July 28, 2020

Triking Around

8. The Bumpy Bike Path

Triking Around

Stan Wagon, a mathematician at Macalester College in St. Paul, Minnesota, has built a real tricycle with square wheels, which he rides on a road of inverted catenaries.


Stan Wagon's square-wheeled trike in action.

Wagon first learned about traveling on square wheels when he saw an exhibit at the Exploratorium in San Francisco. The exhibit featured a pair of square wheels joined by an axle riding over an inverted catenary roadbed.


Square wheels on display at the Exploratorium in San Francisco.

Intrigued by the demonstration, Wagon decided to build a square-wheeled bike he could actually ride himself. "As soon as I saw it could be done, I had to do it," he said.

The bike was tricky to build, and Wagon ended up with an unusual kind of tricycle. He also had to construct an inverted catenary surface on which to ride it. Wagon's square-wheeled trike went on display at the Macalester College science center.
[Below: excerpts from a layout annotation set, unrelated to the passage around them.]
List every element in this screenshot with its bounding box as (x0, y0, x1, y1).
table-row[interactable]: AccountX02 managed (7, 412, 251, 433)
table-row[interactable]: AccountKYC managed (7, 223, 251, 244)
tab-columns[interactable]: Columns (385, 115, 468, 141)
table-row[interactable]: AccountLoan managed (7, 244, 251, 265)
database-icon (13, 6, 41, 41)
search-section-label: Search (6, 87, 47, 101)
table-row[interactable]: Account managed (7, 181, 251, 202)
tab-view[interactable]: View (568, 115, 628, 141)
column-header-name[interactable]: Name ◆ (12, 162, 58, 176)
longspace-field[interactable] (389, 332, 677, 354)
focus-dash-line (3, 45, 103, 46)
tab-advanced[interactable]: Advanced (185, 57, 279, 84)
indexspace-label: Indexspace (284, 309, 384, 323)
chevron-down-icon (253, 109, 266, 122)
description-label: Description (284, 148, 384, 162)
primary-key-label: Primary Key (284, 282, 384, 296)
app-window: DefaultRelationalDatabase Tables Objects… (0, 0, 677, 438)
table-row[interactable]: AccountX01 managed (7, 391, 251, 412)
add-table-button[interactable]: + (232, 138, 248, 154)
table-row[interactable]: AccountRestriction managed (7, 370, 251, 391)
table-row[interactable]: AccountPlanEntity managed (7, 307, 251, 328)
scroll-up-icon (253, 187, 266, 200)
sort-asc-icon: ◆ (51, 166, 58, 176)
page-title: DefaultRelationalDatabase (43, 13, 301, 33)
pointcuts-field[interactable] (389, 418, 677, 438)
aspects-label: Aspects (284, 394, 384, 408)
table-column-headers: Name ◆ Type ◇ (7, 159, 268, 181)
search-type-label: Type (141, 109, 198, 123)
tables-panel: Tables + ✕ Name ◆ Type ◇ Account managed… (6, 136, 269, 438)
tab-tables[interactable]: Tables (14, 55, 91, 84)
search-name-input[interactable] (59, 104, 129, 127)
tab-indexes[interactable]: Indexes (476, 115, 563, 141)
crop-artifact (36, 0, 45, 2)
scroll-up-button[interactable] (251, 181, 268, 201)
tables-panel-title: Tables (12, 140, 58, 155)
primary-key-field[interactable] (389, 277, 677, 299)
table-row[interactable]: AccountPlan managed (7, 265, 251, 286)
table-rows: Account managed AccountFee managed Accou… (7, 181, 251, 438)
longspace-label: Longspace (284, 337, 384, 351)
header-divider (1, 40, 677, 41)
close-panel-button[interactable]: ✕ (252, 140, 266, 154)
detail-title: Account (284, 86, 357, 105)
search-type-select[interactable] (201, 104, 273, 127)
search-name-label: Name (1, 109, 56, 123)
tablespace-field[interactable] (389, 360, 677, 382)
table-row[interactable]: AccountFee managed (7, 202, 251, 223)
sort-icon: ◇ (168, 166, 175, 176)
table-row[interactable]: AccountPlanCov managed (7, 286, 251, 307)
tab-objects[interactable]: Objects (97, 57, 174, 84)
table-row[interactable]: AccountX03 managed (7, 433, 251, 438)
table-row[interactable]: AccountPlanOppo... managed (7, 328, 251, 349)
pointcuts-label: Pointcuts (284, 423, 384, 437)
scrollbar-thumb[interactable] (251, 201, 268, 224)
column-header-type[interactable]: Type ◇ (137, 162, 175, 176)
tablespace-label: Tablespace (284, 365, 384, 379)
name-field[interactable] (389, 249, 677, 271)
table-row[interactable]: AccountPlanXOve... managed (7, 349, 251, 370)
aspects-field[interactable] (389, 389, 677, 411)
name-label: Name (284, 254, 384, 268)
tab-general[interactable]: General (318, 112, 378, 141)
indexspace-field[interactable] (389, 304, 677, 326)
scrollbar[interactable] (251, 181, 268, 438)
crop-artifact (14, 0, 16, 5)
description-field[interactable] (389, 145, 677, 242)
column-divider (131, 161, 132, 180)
"It rides like a normal bike, though steering is difficult," said Wagon. If you turn the square wheels too much, they get out of sync with the inverted catenaries.

Having one front wheel and two back wheels helps make it easier to ride the trike in a straight line. If you had a bicycle instead, you would need to turn the wheel now and then to help keep your balance, and that's hard to do with square wheels on a bumpy road.


For the trike-roadway combination to work, the length of the side of a square wheel also has to match the length of one unit of an inverted catenary road. So if you start with one corner of the square at the beginning of the road, each corner will end up at a point between two catenaries as the wheel rolls along.


At the National Museum of Mathematics in New York City, trikes with square wheels ride on a circular pathway of inverted catenaries.